At any rate - no matter where we want to place people in the spectrum of “working class”, it makes sense that many of those who gravitate to the Trump message and the anti-socialism message are doing better than the average American. In their mind, these programs won’t make their lives easier/better. They will not benefit from them. They feel that their current level of status and wealth has to be sacrificed. They feel like they will be dragged down to a lower level, instead of programs raising everybody up.

2 Likes

But what your individual example is referring to neither negates the classification or the relevance to the OP; that the MAGAts that have the resources to be active in Q and other far-right groups are emblematic of wealthy contractors, and thus not working class.

4 Likes

That picture, though…

4 Likes

In “disillusioned” news…

joe-exotic

10 Likes

A leopard ate his face?

15 Likes

The old saying really is true: “when you lose the mulleted grifter who hoards and abuses endangered apex predators and may have been involved in murder but somehow becomes a social media star because America is fucking weird, you have lost the country.”

13 Likes

Running a business is a job. Owning a business is not.

14 Likes

To be fair, he is a tiger expert… maybe doesn’t know a lot about leopards.

2 Likes

Jesus, the corporate take over of the university is pretty much complete, huh…

It is fuzzy, but it relates to people’s abilities to make ends meet, put money away for emergencies, etc.

Let’s not conflate doing well with being a business owner, because its’ really not what I meant.

Which was my whole point.

A tiger.

I’d argue that being employed by someone else is a job, owning your own business is work, but not a job.

No he’s not. If he was, he wouldn’t have abused them the way he did.

7 Likes

It’s work if you’re the one running the business, but lots of rich people own businesses without actually doing any of the work.

Ted Turner is one of the biggest land owners in the United States but that doesn’t make him a farmer.

6 Likes

What about Bill Gates?

4 Likes

Um. Okay.

2 Likes

I would posit that the term is indicative of attitude more than it is of income.
For example, I consider the Walton family (heirs of Wal-Mart) to be big-time White Trash. For that matter, so is He Who Shall Not Be Named & his spawn (except for Barron).
Didn’t Biden promise to raise taxes on the ‘rich’? That would tend to help explain his relative lack of support in the higher income bracket.

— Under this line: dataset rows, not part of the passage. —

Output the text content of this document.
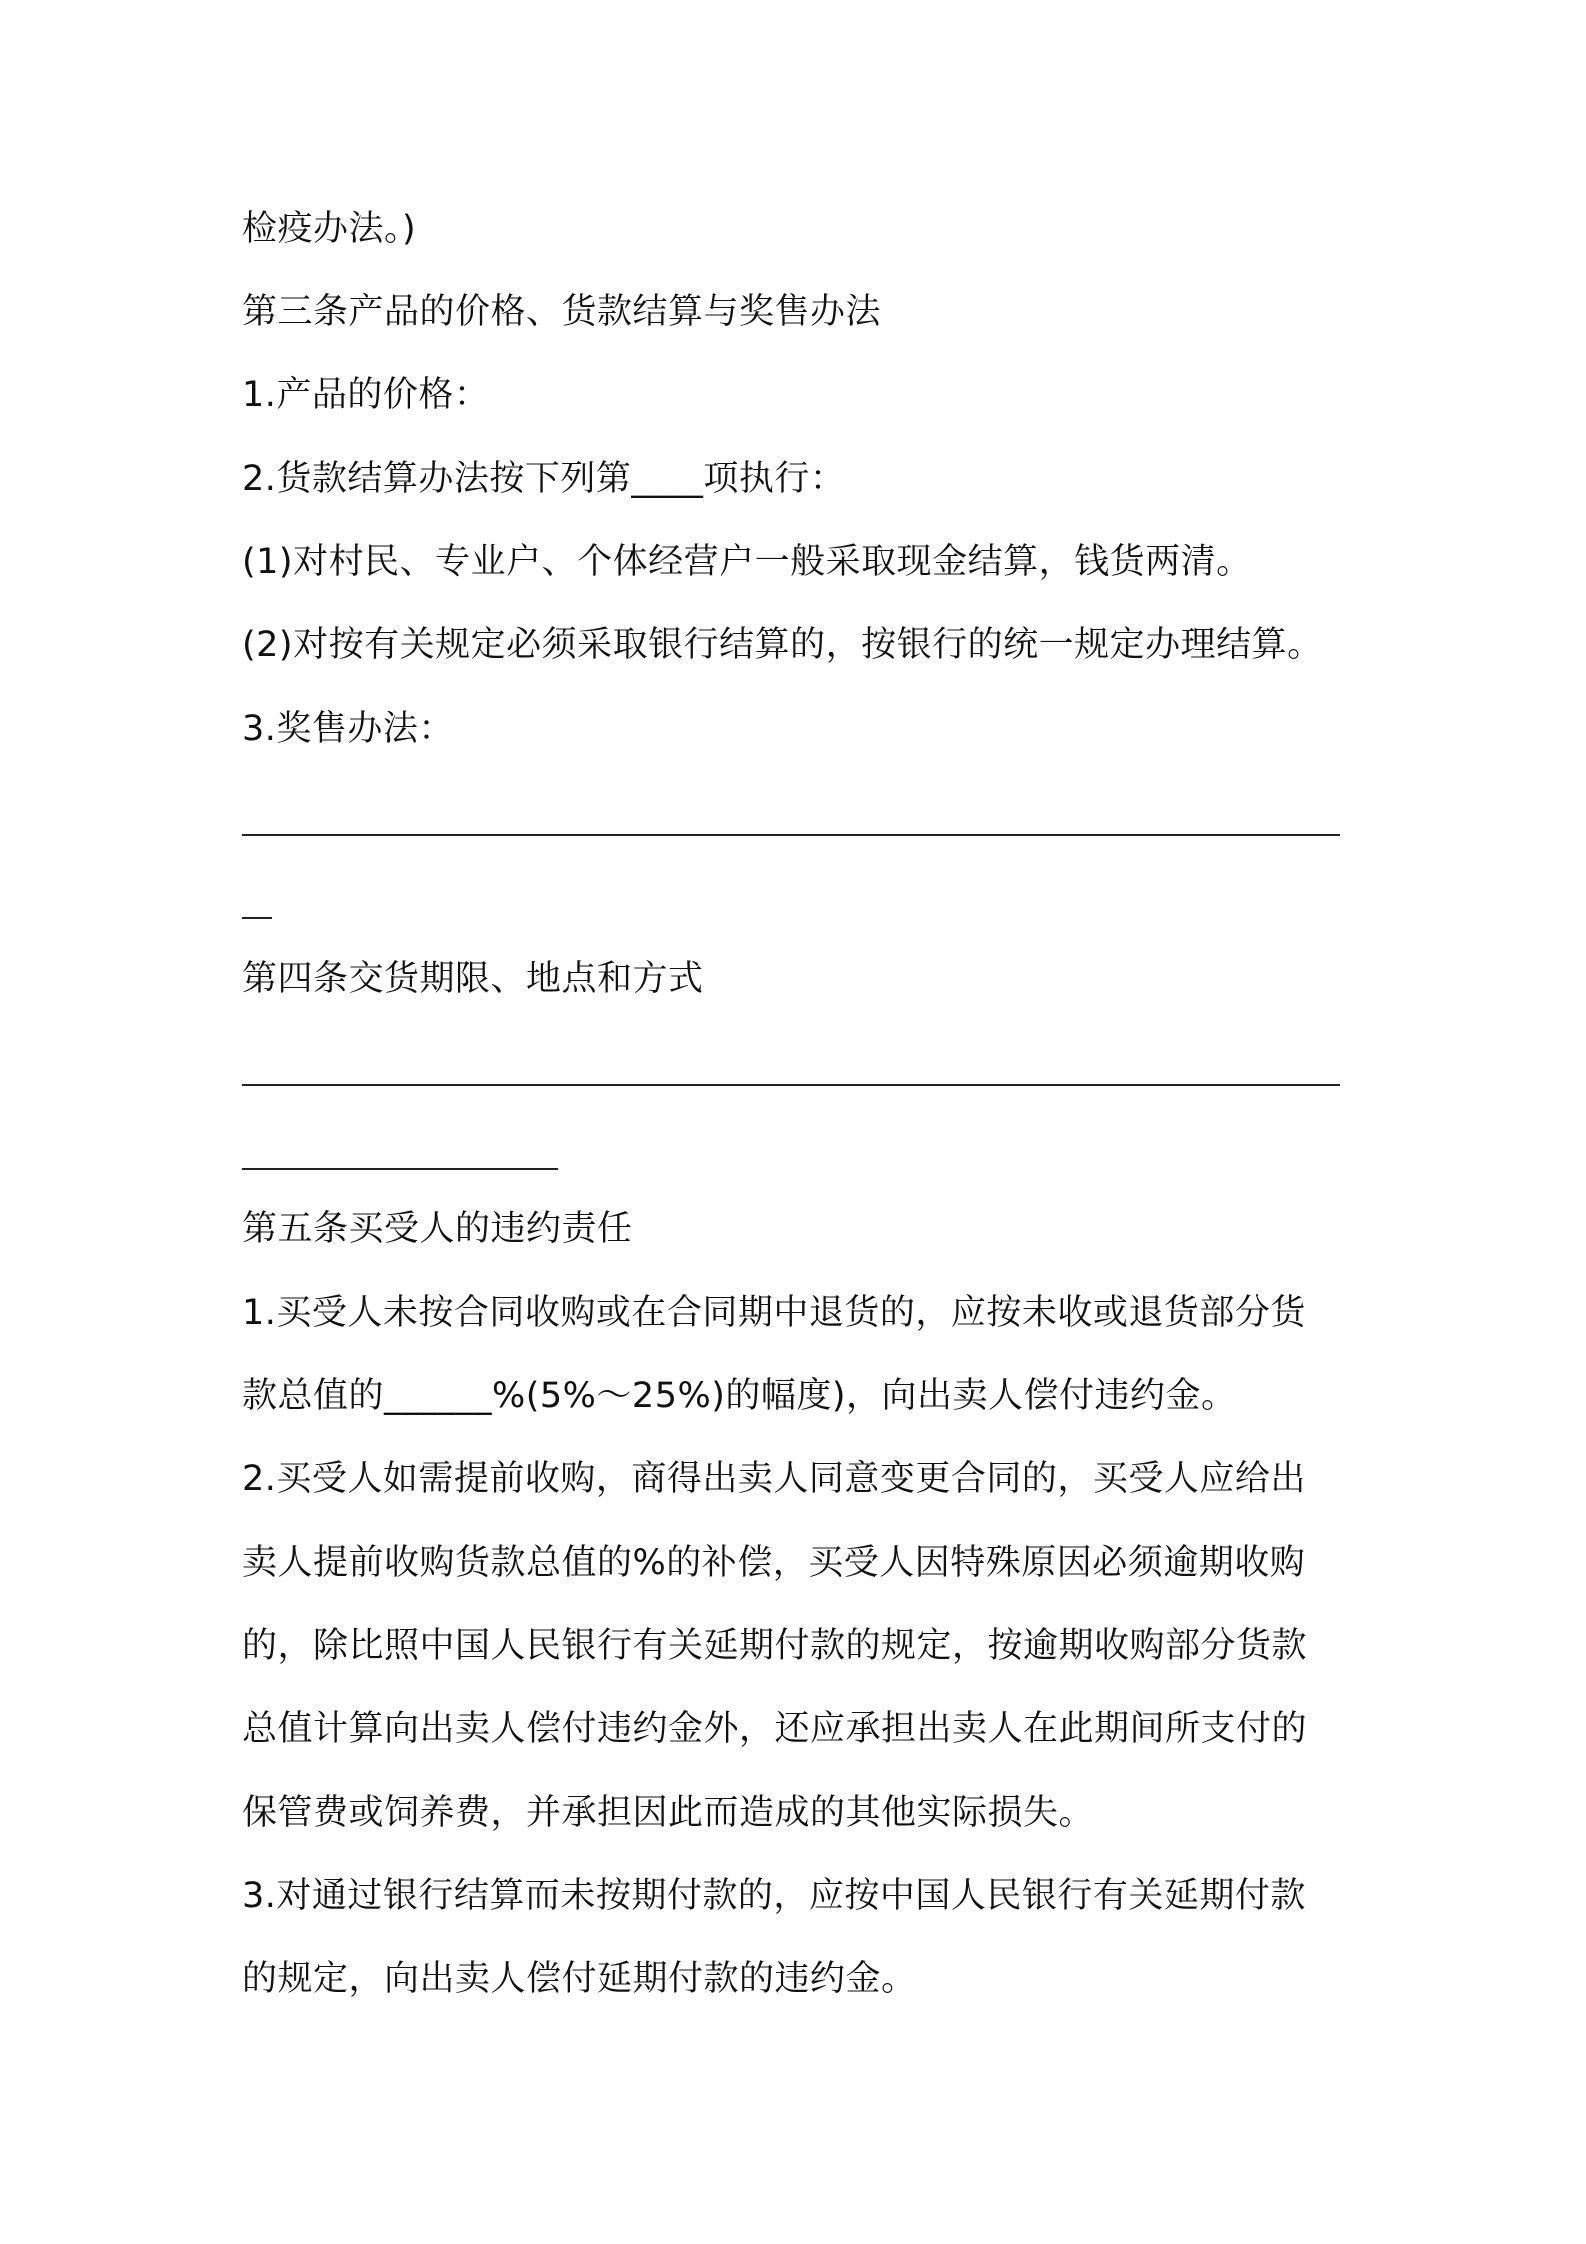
检疫办法。)
第三条产品的价格、货款结算与奖售办法
1.产品的价格：
2.货款结算办法按下列第____项执行：
(1)对村民、专业户、个体经营户一般采取现金结算，钱货两清。
(2)对按有关规定必须采取银行结算的，按银行的统一规定办理结算。
3.奖售办法：
第四条交货期限、地点和方式
第五条买受人的违约责任
1.买受人未按合同收购或在合同期中退货的，应按未收或退货部分货
款总值的______%(5%～25%)的幅度)，向出卖人偿付违约金。
2.买受人如需提前收购，商得出卖人同意变更合同的，买受人应给出
卖人提前收购货款总值的%的补偿，买受人因特殊原因必须逾期收购
的，除比照中国人民银行有关延期付款的规定，按逾期收购部分货款
总值计算向出卖人偿付违约金外，还应承担出卖人在此期间所支付的
保管费或饲养费，并承担因此而造成的其他实际损失。
3.对通过银行结算而未按期付款的，应按中国人民银行有关延期付款
的规定，向出卖人偿付延期付款的违约金。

There must be a graph somewhere that compares HWSNBN’s support among various income groups for '16 & '20, but I seem to remember that he got a substantial % of upper-income votes last time, as well.

They are not.

They are the wealthy elite. So is Trump. They (especially Trump) might pretend to be “white trash” because it benefits them.

It’s probably not the only reason.

But hey. Apparently every thing I said here is problematic and needs to be endlessly picked apart and corrected, so I’ll bow out.

9 Likes

Data looks solid. Is there something quantified I should look at that contradicts it?

4 Likes

I was taught as a youngster not to use that phrase because of its passive racist connotations. I think that was a good call.